Another treatment is to replace damaged cells with fetal tissue. This has resulted in positive results. Recently, embroynic stem (ES) cells have been shown to be able to electrophysiologically and behaviorally lead to recovery of PD symptoms in mouse models of the disease. Another way which is still under study and testing, is gene therapy with glial cell line-derived neurotrophic factor (GDNF) injection. Then there is deep brain stimulation (DBS) which is proving to have a fair enough degree of efficacy, but which can cause (a least when first switched on) mood changes towards the depressive state. In the past, pallidotomies (surgical destruction of the GPi) was used for severe cases, and resulted in a degree of recovered movement, but in some cases made symptoms worse, or caused partial blindness (due to damage to the optic tract that lies right next door).

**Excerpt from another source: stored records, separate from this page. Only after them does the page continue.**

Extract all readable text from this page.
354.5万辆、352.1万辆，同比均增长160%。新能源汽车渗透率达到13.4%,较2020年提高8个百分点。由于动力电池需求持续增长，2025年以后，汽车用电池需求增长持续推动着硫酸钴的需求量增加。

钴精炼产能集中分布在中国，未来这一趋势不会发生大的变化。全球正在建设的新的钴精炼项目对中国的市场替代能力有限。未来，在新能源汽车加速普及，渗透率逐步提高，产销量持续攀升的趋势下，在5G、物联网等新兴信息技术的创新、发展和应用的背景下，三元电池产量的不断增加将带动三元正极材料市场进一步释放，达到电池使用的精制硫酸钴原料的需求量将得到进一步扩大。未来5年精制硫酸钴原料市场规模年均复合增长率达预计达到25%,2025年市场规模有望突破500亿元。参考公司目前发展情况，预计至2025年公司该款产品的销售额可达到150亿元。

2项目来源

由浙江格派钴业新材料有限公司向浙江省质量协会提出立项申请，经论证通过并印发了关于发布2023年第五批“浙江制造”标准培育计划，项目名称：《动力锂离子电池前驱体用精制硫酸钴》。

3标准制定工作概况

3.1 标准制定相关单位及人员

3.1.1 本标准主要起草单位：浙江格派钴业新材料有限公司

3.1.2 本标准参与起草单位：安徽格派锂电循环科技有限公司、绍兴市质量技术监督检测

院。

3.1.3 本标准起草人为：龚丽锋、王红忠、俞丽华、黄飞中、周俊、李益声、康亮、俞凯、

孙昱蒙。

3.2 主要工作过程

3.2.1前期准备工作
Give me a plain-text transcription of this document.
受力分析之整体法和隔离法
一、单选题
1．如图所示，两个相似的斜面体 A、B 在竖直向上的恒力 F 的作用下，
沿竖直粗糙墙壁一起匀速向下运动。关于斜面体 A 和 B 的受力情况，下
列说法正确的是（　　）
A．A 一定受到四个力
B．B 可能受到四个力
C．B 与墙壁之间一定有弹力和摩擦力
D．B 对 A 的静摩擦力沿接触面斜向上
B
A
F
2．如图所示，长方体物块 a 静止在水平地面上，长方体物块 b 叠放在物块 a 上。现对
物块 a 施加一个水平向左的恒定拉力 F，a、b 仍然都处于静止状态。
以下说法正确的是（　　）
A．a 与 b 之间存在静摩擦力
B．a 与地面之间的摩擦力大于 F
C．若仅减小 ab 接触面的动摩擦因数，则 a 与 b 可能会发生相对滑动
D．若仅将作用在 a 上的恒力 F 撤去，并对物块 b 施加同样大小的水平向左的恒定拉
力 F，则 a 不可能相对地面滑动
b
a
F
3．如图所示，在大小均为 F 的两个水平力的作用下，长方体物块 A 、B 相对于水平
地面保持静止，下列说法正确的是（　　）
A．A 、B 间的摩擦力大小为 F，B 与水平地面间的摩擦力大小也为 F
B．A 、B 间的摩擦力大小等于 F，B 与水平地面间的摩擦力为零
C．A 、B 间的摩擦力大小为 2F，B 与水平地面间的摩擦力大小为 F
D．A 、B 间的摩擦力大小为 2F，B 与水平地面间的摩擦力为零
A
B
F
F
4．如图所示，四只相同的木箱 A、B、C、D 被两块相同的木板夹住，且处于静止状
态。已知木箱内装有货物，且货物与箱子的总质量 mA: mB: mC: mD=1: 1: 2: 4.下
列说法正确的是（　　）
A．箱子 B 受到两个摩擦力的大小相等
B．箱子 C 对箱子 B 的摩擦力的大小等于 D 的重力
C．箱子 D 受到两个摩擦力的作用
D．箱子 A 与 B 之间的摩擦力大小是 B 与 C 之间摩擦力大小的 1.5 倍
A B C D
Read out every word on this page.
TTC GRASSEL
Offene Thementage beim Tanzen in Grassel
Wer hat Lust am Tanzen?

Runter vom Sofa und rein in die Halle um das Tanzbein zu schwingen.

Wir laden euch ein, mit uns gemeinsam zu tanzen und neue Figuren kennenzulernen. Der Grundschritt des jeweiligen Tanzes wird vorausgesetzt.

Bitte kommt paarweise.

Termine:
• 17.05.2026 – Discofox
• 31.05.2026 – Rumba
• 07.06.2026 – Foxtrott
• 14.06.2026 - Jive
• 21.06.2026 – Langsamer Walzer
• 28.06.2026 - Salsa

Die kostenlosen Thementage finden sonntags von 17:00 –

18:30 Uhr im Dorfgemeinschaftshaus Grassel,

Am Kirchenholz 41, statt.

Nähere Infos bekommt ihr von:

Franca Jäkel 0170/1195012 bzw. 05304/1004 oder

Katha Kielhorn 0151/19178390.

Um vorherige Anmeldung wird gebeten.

What is seen in PD, is a non-normal brain-build where (among some other possible, minor elements) a required level of neurons which project with DA in the basal ganglion system, resulting in the normal command controls for movement, is lost. This is all in an area of brain that has projections to and from areas which participate in cognitive decision making as well as thought--what we usually consider when we think of mind--and a degree of deficit can be found, to various degrees cognition, as well. As has been made very clear, in very many case histories, PD (especially earlier stages) can be alleviated from a very high degree at first, to almost nothing (in later stages and after habituation), and is the fullness of that particular biologically based brain build . . . in action and cognition.
1. M1=primary motor cortex (Brodmann's 4), PMA=premotor cortex (Brodmann's 6), and SMA=supplementary motor cortex (Brodmann's 7).
2. This often may mean simply a re-routing of cognitive funtions from a normal route used by non-PD brains, and thus an only slightly measurable reduction of accuracy in learning skills.